In a concrete sense, yes each one will cause the other to emit a 
different *specific* value, so *concretely* maybe they're not 
encapsulated. But remember, these are psuedo-*random* number generators 
- minimal predictability is the whole point. Getting the same sequence 
of values from two different things is correlation - ie, predictability. 
Predictability is the antithesis of random. Violates our primary 
purpose. Encapsulation or not, the label on the box lied.

Logical:

The logical meaning of "return a (psudo-)random number" is "gimme a 
seemingly random number, avoid any correlation with anything 
meaningful". In a logical sense, both RNGs (with shared internal state) 
are *still* emitting psuedo-random numbers, which is *exactly* what 
their encapsulation unit defines.

Even better still, the internal (*not* external) interplay between the 
two black boxes (which "encapsulation" dictates we shouldn't be worrying 
about anyway) is ensuring we get *minimal* correlation between the two 
RNG's outputs, ie. less predictability, ie. once again *exactly* what we 
expect from a black box labeled "Push my button and I'll give you a 
seemingly random value with minimal correlation to anything meaningful".

It didn't give you the "random" number you wanted? Well then you weren't 
really looking for random anyway. You're peeking inside the box and 
saying "I want *that* random value, because that's the one the other 
randomizer gave me". Not very encapsulated.

*That* is the primary purpose of an RNG, deterministic or not.

But that brings us to the secondary purpose: Maybe we really do 
occasionally want to be able to recreate the same sequence. Well ok, 
fine. But that's a special case. Expecting it as a side-effect of using 
an encapsulation unit labeled "psuedo-random number generator" isn't 
respecting encapsulation. Encapsulation is using the button labeled "Get 
an RNG that emits the same sequence as some other RNG."

 > This is
 > pretty much the definition of breaking encapsulation, no?
 >

Well, again, the normal rules of encapsulation are predicated on the 
assumption that you want reliable and predictable, not random and 
unpredictable. With a RNG you DO want (seemingly) random and 
unpredictable. Thus, encapsulation is only applicable until it starts 
interfering with an RNG's raison d'etre. Getting predictably similar 
values from two RNGs when you haven't *specifically* requested so,  is 
certainly in opposition to an RNG's very purpose.

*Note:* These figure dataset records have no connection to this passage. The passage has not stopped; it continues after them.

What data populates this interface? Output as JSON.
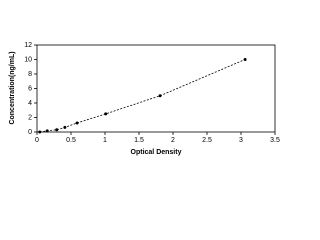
{
  "chart_data": {
    "type": "scatter",
    "x": [
      0.04,
      0.15,
      0.29,
      0.41,
      0.59,
      1.01,
      1.81,
      3.06
    ],
    "values": [
      0,
      0.16,
      0.31,
      0.63,
      1.25,
      2.5,
      5,
      10
    ],
    "color": "#000000",
    "connect_dashed": true,
    "xlabel": "Optical Density",
    "ylabel": "Concentration(ng/mL)",
    "xlim": [
      0,
      3.5
    ],
    "xticks": [
      0,
      0.5,
      1,
      1.5,
      2,
      2.5,
      3,
      3.5
    ],
    "ylim": [
      0,
      12
    ],
    "yticks": [
      0,
      2,
      4,
      6,
      8,
      10,
      12
    ]
  }
}
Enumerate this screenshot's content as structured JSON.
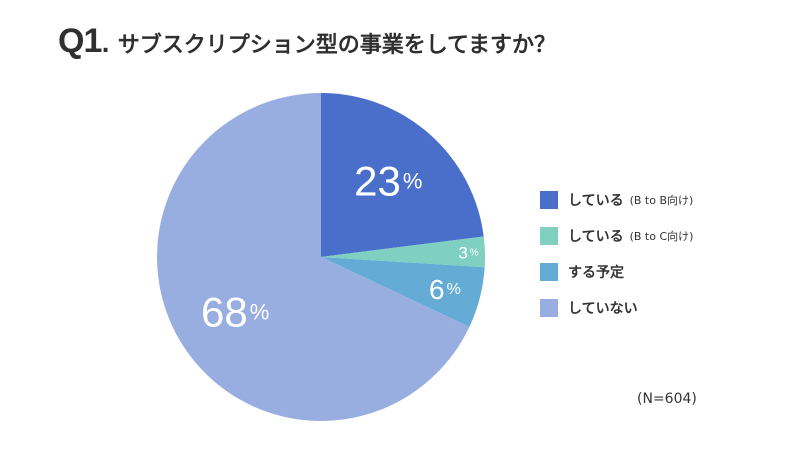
{
  "title": {
    "number": "Q1",
    "dot": ".",
    "text": "サブスクリプション型の事業をしてますか？"
  },
  "chart_data": {
    "type": "pie",
    "slices": [
      {
        "label": "している",
        "note": "(B to B向け)",
        "value": 23,
        "value_label": "23",
        "color": "#4a6fcb"
      },
      {
        "label": "している",
        "note": "(B to C向け)",
        "value": 3,
        "value_label": "3",
        "color": "#7fd0c0"
      },
      {
        "label": "する予定",
        "note": "",
        "value": 6,
        "value_label": "6",
        "color": "#64acd6"
      },
      {
        "label": "していない",
        "note": "",
        "value": 68,
        "value_label": "68",
        "color": "#99aee0"
      }
    ],
    "unit": "%",
    "start": "12 o'clock, clockwise",
    "legend_position": "right"
  },
  "sample_size": "(N=604)"
}
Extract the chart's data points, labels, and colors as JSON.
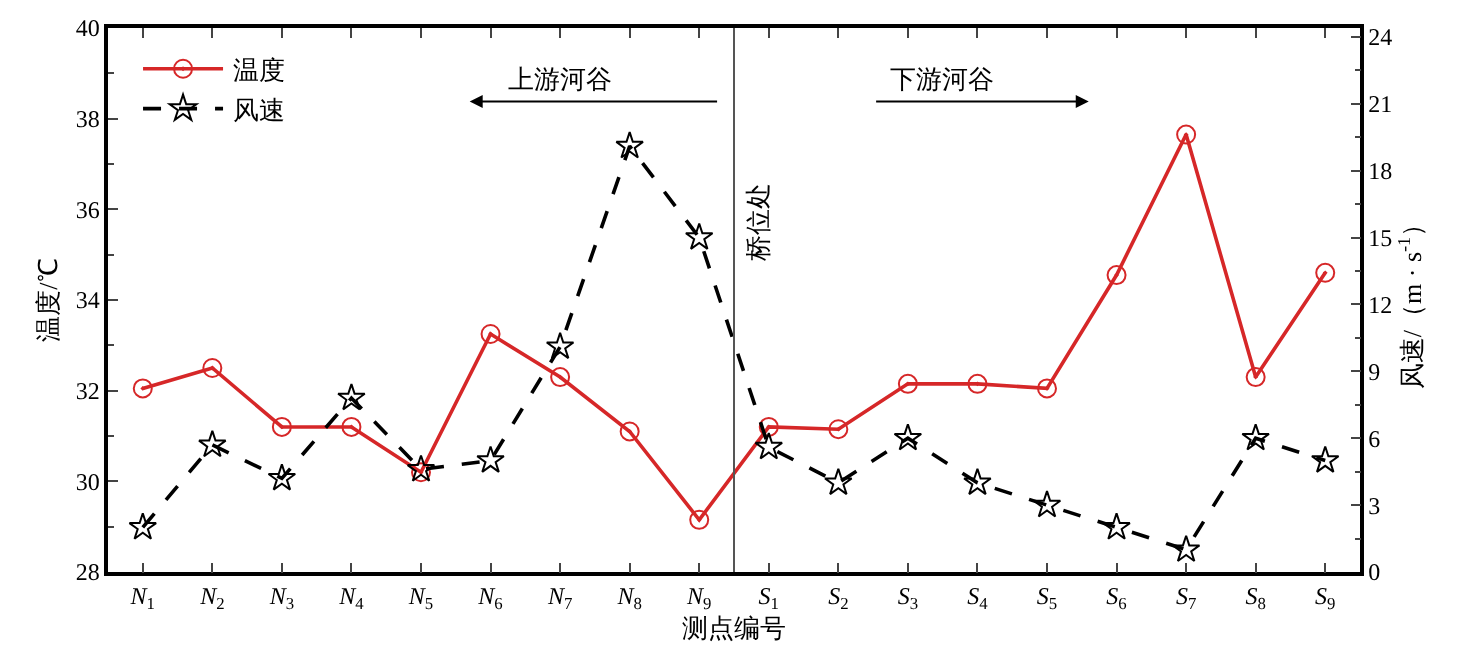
{
  "chart_data": {
    "type": "line",
    "categories": [
      "N$_{1}$",
      "N$_{2}$",
      "N$_{3}$",
      "N$_{4}$",
      "N$_{5}$",
      "N$_{6}$",
      "N$_{7}$",
      "N$_{8}$",
      "N$_{9}$",
      "S$_{1}$",
      "S$_{2}$",
      "S$_{3}$",
      "S$_{4}$",
      "S$_{5}$",
      "S$_{6}$",
      "S$_{7}$",
      "S$_{8}$",
      "S$_{9}$"
    ],
    "series": [
      {
        "name": "温度",
        "color": "#d62728",
        "marker": "circle",
        "line_style": "solid",
        "values": [
          32.05,
          32.5,
          31.2,
          31.2,
          30.2,
          33.25,
          32.3,
          31.1,
          29.15,
          31.2,
          31.15,
          32.15,
          32.15,
          32.05,
          34.55,
          37.65,
          32.3,
          34.6
        ]
      },
      {
        "name": "风速",
        "color": "#000000",
        "marker": "star",
        "line_style": "dashed",
        "axis": "y2",
        "values": [
          2.0,
          5.7,
          4.2,
          7.8,
          4.6,
          5.0,
          10.1,
          19.1,
          15.0,
          5.6,
          4.0,
          6.0,
          4.0,
          3.0,
          2.0,
          1.0,
          6.0,
          5.0
        ]
      }
    ],
    "xlabel": "测点编号",
    "ylabel": "温度/℃",
    "y2label": "风速/（m · s$^{-1}$）",
    "ylim": [
      28,
      40
    ],
    "yticks": [
      28,
      30,
      32,
      34,
      36,
      38,
      40
    ],
    "y2lim": [
      0,
      24.4
    ],
    "y2ticks": [
      0,
      3,
      6,
      9,
      12,
      15,
      18,
      21,
      24
    ],
    "annotations": [
      "上游河谷",
      "下游河谷",
      "桥位处"
    ],
    "legend": "top left"
  }
}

 > The point of a pseudo-RNG is that if you analyse the sequence of
 > variates produced, you can't distinguish it from a genuine random
 > sequence.  But it's also intended that different instances seeded with
 > different values ought to produce statistically independent sequences
 > with very high probability.
 >
 > Your proposal would make it impossible to _have_ multiple effective
 > instances seeded differently (unless in different threads).
 >

That's why I brought up the question of whether there was a 
significantly valid use-case for doing do. If there really is, then yea, 
my idea blows ;)

For non-crypto-RNGs, I guess I'm kinda on the fence about whether 
there's a worthwhile use-case (but I guess I'm outnumbered, so I don't 
mind as long as your class idea is adopted in order to prevent 
accidental correlations).

For crypto-RNGs, I maintain that the ability to duplicate and generate 
identical sequences is an anti-feature. (For that matter, crypto-RNGs 
are specifically *supposed* to seed, and periodically reseed, 
*themselves* with data that contains at least some true randomness. So 
hopefully, none of this should be objectionable for crypto-RNGs.) Note, 
FWIW, this does *not* prevent crypto-RNGs from being class-based, so 
that aspect isn't even an issue anyway (just to be clear).

 >>
 >> Hmm, yea, I'm more and more liking the "keep it private for now, and
 >> then see
 >> what happens" approach...unfortunately... :/
 >
 > Yes, that's probably for the best.
 >

Another option is to still permit the stream versions, but label them 
with a big red warning that they're a temporary design and may change 
when std.stream gets revamped.

I think maybe that'd be a more pragmatic way, user-friendly to go. If 
they hate breakage, well, they've been warned and nobody's forcing them 
to use it. If they have reason to use it and don't mind potential 
breaking, well, then nobody's forcing them to NOT use it.